L’autorité allemande de la concurrence a estimé que ce traitement des données constituait un abus de position dominante de l’entreprise.
Il a également constaté que, si la position dominante de Meta n’empêche pas les utilisateurs de donner légitimement leur consentement au traitement de leurs données, elle crée un déséquilibre entre le responsable du traitement et l’utilisateur, ce qui en fait un facteur clé pour déterminer si ce consentement a été donné librement et équitablement.
Portée de l’enquête
Dans son arrêt de mardi, la Cour a jugé que, dans le cadre de telles enquêtes, il peut être nécessaire pour une autorité nationale de la concurrence d’examiner si les acteurs respectent d’autres domaines que le droit de la concurrence, tels que celui de la protection des données.

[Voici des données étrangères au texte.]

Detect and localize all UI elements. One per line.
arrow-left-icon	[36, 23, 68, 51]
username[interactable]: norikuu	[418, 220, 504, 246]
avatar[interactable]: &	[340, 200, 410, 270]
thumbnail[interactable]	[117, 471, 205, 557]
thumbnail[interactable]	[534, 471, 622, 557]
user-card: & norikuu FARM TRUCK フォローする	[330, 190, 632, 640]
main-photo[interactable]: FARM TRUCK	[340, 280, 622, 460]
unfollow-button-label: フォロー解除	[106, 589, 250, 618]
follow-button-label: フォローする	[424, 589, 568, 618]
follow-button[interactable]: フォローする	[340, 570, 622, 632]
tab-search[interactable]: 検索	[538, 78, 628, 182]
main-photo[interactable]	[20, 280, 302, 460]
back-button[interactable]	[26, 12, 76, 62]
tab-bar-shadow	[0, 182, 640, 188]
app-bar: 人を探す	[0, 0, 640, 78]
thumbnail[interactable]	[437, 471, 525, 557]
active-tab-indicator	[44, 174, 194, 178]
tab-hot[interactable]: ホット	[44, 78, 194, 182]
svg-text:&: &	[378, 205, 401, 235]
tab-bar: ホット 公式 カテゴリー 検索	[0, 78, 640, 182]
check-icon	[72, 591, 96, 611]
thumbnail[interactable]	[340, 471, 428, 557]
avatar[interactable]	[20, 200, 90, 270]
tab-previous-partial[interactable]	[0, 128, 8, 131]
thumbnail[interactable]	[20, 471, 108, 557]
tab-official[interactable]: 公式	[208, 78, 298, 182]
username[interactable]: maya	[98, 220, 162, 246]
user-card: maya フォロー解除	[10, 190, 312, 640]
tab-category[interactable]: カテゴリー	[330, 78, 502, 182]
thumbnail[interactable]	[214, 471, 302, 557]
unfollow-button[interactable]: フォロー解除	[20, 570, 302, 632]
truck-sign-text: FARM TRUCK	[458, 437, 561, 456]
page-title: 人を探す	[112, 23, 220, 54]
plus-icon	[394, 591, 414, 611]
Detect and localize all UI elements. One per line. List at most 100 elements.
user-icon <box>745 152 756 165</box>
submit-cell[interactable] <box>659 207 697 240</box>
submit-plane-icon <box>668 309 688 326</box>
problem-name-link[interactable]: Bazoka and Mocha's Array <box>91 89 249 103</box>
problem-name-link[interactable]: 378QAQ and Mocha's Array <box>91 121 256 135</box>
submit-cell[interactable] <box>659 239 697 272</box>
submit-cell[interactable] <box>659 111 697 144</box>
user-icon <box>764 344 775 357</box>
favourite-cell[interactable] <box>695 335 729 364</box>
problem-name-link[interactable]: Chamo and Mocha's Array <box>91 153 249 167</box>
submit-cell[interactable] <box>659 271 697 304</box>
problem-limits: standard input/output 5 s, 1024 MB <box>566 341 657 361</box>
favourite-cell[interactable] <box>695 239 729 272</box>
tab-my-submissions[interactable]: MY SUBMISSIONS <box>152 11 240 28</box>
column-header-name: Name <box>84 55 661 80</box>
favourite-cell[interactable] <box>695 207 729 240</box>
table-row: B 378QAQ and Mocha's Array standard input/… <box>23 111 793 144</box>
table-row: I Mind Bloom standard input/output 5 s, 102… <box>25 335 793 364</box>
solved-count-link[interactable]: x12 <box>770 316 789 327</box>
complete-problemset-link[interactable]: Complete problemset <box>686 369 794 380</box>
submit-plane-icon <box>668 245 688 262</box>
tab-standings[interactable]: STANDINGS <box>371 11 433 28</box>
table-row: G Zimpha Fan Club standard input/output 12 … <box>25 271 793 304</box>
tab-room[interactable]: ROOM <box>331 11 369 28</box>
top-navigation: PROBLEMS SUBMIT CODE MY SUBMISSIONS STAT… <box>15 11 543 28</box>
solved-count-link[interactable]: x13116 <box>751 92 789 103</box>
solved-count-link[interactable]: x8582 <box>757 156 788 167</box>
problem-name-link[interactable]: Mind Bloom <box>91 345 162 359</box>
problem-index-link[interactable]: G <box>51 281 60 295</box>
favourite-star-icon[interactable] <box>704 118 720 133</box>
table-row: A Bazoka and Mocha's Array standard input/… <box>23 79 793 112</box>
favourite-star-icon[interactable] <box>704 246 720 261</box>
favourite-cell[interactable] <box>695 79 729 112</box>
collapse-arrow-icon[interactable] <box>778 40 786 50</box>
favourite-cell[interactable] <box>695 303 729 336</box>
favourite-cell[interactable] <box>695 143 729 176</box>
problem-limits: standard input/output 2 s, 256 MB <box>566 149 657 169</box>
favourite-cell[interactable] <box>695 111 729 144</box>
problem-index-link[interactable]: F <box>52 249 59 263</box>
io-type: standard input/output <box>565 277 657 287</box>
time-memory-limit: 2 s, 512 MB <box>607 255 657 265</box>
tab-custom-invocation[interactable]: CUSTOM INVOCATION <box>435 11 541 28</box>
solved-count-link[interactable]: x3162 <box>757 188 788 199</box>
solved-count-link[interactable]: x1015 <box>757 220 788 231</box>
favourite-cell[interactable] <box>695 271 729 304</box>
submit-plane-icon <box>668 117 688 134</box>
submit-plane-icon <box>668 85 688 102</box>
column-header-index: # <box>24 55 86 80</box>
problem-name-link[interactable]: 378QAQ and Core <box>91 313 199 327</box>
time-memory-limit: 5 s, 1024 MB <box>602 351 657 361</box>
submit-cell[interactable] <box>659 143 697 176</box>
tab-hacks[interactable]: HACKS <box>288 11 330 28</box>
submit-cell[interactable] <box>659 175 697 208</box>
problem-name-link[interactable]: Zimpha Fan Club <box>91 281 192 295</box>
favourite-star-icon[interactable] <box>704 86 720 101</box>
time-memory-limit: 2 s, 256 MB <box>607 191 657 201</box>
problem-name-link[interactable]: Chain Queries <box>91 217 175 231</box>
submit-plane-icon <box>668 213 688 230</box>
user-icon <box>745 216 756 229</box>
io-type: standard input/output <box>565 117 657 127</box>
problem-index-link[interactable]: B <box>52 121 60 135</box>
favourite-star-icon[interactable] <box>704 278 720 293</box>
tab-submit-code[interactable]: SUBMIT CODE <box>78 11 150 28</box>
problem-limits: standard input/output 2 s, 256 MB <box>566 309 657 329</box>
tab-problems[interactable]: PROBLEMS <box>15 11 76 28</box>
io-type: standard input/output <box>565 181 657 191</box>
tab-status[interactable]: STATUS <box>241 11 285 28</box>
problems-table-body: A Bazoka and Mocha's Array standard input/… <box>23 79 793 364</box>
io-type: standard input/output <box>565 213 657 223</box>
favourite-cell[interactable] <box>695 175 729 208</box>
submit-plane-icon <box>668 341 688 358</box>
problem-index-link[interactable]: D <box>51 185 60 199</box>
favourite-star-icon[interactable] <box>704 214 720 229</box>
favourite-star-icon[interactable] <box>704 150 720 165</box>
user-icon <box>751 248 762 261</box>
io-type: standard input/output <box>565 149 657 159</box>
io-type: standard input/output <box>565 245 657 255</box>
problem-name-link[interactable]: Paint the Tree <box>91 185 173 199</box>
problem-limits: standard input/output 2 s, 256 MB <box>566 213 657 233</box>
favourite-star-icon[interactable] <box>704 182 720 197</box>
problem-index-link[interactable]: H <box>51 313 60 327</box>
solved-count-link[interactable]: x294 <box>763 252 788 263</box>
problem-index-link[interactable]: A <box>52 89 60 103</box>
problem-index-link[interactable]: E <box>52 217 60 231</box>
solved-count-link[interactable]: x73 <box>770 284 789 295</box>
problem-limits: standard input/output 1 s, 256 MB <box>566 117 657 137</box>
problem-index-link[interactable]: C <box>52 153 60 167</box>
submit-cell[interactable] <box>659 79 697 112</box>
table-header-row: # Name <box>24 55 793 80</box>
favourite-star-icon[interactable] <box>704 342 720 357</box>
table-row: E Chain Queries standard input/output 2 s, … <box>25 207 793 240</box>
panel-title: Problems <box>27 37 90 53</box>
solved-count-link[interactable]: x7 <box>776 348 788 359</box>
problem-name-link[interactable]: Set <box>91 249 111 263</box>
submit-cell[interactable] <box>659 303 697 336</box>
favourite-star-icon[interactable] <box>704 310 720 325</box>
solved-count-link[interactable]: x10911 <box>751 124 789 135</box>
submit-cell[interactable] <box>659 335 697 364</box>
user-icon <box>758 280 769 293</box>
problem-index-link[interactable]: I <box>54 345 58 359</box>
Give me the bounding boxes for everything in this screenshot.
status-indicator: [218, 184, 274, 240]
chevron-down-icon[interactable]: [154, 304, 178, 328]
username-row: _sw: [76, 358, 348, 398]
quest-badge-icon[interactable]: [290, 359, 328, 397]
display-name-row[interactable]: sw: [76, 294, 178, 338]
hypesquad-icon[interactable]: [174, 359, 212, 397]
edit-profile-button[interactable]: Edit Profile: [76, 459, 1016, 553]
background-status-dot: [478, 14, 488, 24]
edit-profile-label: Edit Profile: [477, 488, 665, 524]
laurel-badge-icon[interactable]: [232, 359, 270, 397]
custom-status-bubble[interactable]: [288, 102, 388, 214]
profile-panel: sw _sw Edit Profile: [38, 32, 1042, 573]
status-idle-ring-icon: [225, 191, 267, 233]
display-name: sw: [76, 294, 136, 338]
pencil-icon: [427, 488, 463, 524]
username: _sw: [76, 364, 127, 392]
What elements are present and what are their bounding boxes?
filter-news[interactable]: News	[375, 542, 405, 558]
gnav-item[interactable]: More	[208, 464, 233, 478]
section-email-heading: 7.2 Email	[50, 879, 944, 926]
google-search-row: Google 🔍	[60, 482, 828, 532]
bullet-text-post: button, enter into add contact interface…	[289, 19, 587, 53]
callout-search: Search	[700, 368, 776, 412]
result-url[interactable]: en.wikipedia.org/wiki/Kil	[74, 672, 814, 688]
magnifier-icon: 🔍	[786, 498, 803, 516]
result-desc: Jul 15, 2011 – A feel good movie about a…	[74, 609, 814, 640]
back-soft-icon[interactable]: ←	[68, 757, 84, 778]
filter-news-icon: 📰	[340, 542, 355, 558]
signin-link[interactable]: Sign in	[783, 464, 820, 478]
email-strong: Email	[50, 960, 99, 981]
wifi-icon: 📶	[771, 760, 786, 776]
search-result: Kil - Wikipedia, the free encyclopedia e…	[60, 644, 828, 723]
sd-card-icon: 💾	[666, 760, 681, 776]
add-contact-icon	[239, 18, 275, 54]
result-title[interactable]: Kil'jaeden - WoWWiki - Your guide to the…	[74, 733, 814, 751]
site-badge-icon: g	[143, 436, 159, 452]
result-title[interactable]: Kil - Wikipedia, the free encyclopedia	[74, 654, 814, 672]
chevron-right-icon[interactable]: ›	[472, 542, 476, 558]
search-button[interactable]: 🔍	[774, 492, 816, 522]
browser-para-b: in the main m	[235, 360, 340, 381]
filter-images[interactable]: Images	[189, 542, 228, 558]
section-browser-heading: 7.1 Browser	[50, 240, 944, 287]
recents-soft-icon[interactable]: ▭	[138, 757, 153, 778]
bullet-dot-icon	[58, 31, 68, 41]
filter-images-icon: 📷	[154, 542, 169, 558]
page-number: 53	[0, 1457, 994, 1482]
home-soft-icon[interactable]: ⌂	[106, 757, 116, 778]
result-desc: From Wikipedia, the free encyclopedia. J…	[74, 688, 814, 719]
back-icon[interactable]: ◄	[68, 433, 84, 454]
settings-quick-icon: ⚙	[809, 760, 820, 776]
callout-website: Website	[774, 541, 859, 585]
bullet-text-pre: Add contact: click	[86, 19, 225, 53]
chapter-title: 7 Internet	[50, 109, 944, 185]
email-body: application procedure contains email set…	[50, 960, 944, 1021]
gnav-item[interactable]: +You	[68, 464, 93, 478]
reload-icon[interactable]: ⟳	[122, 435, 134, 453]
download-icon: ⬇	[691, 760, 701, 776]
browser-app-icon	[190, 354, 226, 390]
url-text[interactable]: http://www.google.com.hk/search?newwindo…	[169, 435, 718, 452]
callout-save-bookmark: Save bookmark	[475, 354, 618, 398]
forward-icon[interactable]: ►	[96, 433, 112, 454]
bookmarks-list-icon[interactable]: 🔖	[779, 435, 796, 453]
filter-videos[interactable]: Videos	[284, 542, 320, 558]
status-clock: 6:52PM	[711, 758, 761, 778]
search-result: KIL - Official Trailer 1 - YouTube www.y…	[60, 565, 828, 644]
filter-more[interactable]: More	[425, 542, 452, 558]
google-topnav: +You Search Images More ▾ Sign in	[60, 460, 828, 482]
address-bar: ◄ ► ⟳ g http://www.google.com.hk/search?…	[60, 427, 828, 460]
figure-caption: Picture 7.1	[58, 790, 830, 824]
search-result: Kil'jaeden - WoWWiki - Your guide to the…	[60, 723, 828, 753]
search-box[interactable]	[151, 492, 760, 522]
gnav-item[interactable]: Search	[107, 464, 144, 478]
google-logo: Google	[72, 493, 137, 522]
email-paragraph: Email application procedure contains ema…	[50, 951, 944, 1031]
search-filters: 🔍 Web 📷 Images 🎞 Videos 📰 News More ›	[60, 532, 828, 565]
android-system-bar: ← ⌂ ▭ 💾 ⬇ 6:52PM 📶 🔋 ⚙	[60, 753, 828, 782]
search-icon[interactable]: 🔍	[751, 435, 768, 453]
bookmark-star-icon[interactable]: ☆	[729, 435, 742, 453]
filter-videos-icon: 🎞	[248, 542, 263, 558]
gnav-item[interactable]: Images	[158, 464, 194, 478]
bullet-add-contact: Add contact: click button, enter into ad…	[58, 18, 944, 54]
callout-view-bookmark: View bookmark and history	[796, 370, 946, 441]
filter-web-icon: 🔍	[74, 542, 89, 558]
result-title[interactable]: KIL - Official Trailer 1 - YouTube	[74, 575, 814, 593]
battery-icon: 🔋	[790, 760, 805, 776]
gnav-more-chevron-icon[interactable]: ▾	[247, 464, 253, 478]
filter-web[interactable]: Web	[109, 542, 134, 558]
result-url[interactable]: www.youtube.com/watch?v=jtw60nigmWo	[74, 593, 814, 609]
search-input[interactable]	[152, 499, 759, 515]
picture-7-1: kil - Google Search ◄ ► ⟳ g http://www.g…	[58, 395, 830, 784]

Les autorités de la concurrence ne remplacent pas les régulateurs de la protection des données, a toutefois noté la Cour, et ne doivent pas non plus contrôler l’application ou le respect du règlement.
Le seul objectif de leur examen dans ce domaine devrait être d’établir l’existence d’un abus de position dominante, a-t-elle affirmé, et toute mesure imposée sur la base de ces constatations devrait être ancrée dans le droit de la concurrence.
La Cour a également appelé à la coopération entre les autorités concernées et a noté que les organismes de concurrence devraient rechercher et suivre toute décision existante sur le respect des règles de confidentialité par l’entreprise en question. Toutefois, les autorités antitrust sont libres de tirer leurs propres conclusions du point de vue du droit de la concurrence.
La CJUE a également examiné le traitement par Meta de « catégories spéciales » de données, à savoir celles qui pourraient révéler des informations sensibles sur les sujets, notamment leur race, leurs opinions politiques ou leur orientation sexuelle, dont le traitement est interdit par la législation européenne sur la protection des données.
Il appartiendra aux autorités nationales de décider si ces informations peuvent être révélées par les données collectées, ont décidé les juges de l’UE.
Ils ont toutefois ajouté que le simple fait de visiter des sites web ou des applications qui révèlent de telles informations, de saisir des informations ou de cliquer sur des boutons ne peut pas être considéré comme signifiant automatiquement que les utilisateurs ont rendu leurs données publiques et donc susceptibles d’être traitées par des plateformes.